Trying to get my head around the affect of the digital age upon young people, I picked up The Dumbest Generation: How the Digital Age Stupefies Young Americans and Jeopardizes our Future by Mark Bauerlein, a Professor of English at Emory. Based on my calculations the students I am teaching at this moment–born in1989, 90, or 91–are on the cutting edge–if that’s the right phrase–of Bauerlein’s dumbest. For every one kid you might read about in the Ivy League who studies him or herself into a stupor or constant panic attacks, Bauerlein argues, there are thousands who don’t study at all and don’t know diddly.

While I think Bauerlein is aiming for something deeper than a mere information deficit model of dumbness, he starts with that exactly: look at all the stupid things these kids don’t know. Like, as aired on the Jay Leno show, “Where does the Pope live?” And the young person doesn’t know. Or what was the last book you read, and the young person doesn’t know and seems even confused about what a book might is.

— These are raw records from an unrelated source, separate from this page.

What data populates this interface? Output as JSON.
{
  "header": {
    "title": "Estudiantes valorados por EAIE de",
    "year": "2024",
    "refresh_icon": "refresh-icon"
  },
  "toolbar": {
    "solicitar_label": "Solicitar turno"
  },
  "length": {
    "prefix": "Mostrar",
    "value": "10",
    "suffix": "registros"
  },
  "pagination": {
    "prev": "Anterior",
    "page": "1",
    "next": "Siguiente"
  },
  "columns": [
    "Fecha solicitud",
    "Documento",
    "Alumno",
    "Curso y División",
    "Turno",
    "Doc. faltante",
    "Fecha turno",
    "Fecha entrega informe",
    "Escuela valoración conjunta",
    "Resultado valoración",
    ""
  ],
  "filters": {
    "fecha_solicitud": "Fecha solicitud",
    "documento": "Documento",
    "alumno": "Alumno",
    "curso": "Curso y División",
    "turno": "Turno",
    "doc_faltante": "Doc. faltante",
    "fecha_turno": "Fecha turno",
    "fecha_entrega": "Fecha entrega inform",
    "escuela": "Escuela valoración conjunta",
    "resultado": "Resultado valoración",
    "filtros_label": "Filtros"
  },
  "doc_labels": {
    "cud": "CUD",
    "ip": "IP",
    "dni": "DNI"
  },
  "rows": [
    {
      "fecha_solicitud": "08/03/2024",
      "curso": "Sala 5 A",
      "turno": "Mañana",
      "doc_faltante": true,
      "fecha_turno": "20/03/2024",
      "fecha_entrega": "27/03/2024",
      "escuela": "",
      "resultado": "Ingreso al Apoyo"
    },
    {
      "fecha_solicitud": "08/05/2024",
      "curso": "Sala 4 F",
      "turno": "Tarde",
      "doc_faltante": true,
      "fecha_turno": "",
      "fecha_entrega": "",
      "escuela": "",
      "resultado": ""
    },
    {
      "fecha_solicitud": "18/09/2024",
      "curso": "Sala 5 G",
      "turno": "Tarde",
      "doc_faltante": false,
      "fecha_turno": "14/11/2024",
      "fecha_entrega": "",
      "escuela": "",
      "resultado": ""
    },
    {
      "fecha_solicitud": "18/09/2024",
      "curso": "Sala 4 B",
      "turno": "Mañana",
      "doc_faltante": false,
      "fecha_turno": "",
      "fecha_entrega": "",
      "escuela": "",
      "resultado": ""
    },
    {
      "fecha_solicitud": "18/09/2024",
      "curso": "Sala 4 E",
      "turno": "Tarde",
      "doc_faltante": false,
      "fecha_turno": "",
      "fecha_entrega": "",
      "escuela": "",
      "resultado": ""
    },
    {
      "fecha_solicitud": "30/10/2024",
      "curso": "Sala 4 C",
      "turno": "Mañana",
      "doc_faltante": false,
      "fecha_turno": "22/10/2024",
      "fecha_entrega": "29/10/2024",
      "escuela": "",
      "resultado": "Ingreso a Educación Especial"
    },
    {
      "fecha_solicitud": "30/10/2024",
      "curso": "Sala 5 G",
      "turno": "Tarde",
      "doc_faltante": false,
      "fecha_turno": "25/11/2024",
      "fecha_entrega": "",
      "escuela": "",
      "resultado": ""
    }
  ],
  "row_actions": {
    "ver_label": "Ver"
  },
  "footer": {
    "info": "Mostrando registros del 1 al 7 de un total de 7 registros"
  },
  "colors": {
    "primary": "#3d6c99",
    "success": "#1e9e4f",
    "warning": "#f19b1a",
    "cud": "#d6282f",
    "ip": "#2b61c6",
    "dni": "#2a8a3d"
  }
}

I have taken these sorts of how-dumb-are-you-quizzes myself and I always miss a couple of them even though I do have a Ph.D. and am pretty well educated. I can’t remember the Second Law of Thermodynamics to save my ass, and I assume it’s a pretty important law. Though not as important as the First, which I also don’t know.

OK, so this is a defense of my own lousy education, but I don’t think knowing the “facts” is all that important. What does it take to know the facts–well, first you have to be around people who know the facts, or in a situation where facts appear, and usually you have to repeat a fact a couple of times to remember it, and that gets to the core of it. Information dumbness or smartness involves the old gray matter only at the level of memory. A very, very important thing–no doubt–but not the stuff of intellect (one might say). I grew up with guys who knew the name of every damn part of a car engine (because they lived for cars) and who could give a damn who John Adams was.

And this gets to another point. Who the heck gets to decide which facts are important (as an indication that one is educated). The educated? I don’t know but this seems sort of like a circular reasoning or a self-fulfilling prophecy. It’s pretty easy for the educated to dream up a raft of questions that the uneducated don’t know the answers to. And really who is to say that what the “uneducated” do know is not as important as what the educated know. This is simple “classism, and let’s face it education–and whether one gets some of it–has a lot to do with which class a person is in.

Once I taught a writing class that tied to a political science class. The Professor on the first day quizzed the students about what countries belonged to the EU. After, a student came up to me, with alarm written all over her face who said she thought she should drop the class because she thought Europe was a country. OK, so how does one get to be 19 years old and not know that Europe isn’t a country. But what the heck. No big deal, I said. Don’t drop the class. Now that you know Europe is not a country, tell me the names, I said, of some of the countries in Europe. And then she named off a whole pack of them.

Facts are easy. I am not about to conclude on the basis of those that my students belong to the dumbest generation.